A Semana Cultural não beneficiou apenas os alunos do Colégio Estadual Hugo Simas. Os estudantes se empenharam em cumprir uma das provas da gincana - mobilizar a comunidade escolar para doar sangue. Quanto mais doadores, maior o número de pontos para a turma. Durante toda a quinta-feira da semana passada uma equipe do Hemocentro do Hospital Universitário esteve no colégio coletando sangue dos doares (um total de 100 pessoas aderiram à campanha). Aline Mello de Almeida, sete anos, convenceu a avó e a mãe a doarem sangue. Adalgisa Beraldo de Mello praticava o gesto pela primeira vez. ''Estou tranquila. Tenho 43 anos de Magistério e sei que quando a escola pede é porque é importante. As atividades extraclasse são importantes tanto para a escola quanto para as crianças'', defende.

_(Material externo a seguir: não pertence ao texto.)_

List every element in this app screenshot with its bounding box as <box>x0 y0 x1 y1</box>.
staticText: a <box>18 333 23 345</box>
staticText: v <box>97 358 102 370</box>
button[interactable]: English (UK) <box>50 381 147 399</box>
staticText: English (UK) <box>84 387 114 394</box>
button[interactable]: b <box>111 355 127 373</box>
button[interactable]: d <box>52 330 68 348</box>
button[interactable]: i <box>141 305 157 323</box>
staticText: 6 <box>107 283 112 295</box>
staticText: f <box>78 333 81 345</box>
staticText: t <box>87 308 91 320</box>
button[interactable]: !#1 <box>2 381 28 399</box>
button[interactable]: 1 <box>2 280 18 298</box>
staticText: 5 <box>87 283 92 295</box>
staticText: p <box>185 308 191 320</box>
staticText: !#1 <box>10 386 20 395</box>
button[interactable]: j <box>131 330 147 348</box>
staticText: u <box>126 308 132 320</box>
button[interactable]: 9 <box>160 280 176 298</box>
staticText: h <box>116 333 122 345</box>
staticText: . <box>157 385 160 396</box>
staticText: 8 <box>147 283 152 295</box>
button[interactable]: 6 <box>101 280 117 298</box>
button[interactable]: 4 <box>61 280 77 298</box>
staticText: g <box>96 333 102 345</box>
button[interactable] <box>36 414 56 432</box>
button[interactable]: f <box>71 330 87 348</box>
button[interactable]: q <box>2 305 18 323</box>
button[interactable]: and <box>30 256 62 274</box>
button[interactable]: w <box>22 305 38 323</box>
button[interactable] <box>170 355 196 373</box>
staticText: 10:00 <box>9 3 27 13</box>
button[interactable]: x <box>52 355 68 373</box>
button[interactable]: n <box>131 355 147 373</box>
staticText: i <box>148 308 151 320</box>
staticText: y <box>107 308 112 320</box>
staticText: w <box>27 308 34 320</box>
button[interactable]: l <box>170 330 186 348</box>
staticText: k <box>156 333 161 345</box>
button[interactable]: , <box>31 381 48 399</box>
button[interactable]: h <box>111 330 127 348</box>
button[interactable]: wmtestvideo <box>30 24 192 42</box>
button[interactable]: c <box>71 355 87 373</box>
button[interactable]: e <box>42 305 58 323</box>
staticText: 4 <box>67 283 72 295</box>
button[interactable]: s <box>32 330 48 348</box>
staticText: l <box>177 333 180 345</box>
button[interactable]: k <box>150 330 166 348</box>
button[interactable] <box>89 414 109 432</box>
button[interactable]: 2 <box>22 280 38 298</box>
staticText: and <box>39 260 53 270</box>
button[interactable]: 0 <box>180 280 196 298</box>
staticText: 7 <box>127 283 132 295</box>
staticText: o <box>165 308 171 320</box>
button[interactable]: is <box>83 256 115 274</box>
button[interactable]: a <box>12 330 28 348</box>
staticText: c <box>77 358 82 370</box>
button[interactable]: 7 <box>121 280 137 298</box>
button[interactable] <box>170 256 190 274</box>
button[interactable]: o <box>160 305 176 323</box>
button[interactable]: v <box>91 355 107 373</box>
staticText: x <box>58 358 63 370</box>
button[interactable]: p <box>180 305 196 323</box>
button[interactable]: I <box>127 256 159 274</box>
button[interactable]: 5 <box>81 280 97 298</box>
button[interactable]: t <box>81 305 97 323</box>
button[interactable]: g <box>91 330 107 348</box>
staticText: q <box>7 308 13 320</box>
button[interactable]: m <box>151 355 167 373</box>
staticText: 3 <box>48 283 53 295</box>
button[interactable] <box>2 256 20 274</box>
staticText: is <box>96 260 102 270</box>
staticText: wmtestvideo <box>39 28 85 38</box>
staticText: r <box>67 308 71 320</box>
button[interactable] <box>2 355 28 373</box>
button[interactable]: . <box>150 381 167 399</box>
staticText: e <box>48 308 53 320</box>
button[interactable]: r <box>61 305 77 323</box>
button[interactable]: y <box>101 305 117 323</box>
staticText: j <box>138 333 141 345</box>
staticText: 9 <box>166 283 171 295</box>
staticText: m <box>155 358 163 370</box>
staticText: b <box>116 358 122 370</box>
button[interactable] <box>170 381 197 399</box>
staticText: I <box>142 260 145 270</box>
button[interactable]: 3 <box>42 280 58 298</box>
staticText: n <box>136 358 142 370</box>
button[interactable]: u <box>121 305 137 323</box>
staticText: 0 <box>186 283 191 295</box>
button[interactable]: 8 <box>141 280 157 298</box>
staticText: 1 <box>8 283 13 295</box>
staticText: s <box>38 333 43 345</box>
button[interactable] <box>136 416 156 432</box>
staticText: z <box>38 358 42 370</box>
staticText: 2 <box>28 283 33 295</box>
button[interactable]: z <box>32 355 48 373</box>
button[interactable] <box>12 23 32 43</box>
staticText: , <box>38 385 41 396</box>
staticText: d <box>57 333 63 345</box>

Gabrielle Dybas de Lima, 11 anos, conseguiu levar a mãe, Maria Luiza Lima, para se candidatar a doadora de sangue e medula óssea. ''A distância do Hemocentro dificulta a doação. É bom quando a equipe se desloca até escolas e empresas'', afirma. Maria Luiza também elogiou a Semana Cultural. ''Os alunos têm a possibilidade de conhecer outras culturas. O ensino não se restringe apenas à sala de aula'', argumenta.
O gerente de vendas Reinaldo de Amorim também se solidarizou com o pedido da sobrinha, Bianca Nascimento da Silva, 12 anos, e aguardava a realização da triagem clínica para saber se estava apto a doar sangue. ''A Bianca divulgou a campanha para todos os moradores do prédio. Já sou doador e considero a iniciativa louvável'', comenta. Mesmo não tendo parentes ou conhecidos no colégio, a campanha também atraiu doadores fiéis, que sempre atendem ao chamado do Hemocentro. Doador há muitos anos, o prestador de serviços Jorge Carloto atendia mais uma vez ao pedido do Hemocentro. ''É gratificante ajudar o próximo'', garante. (C.V.)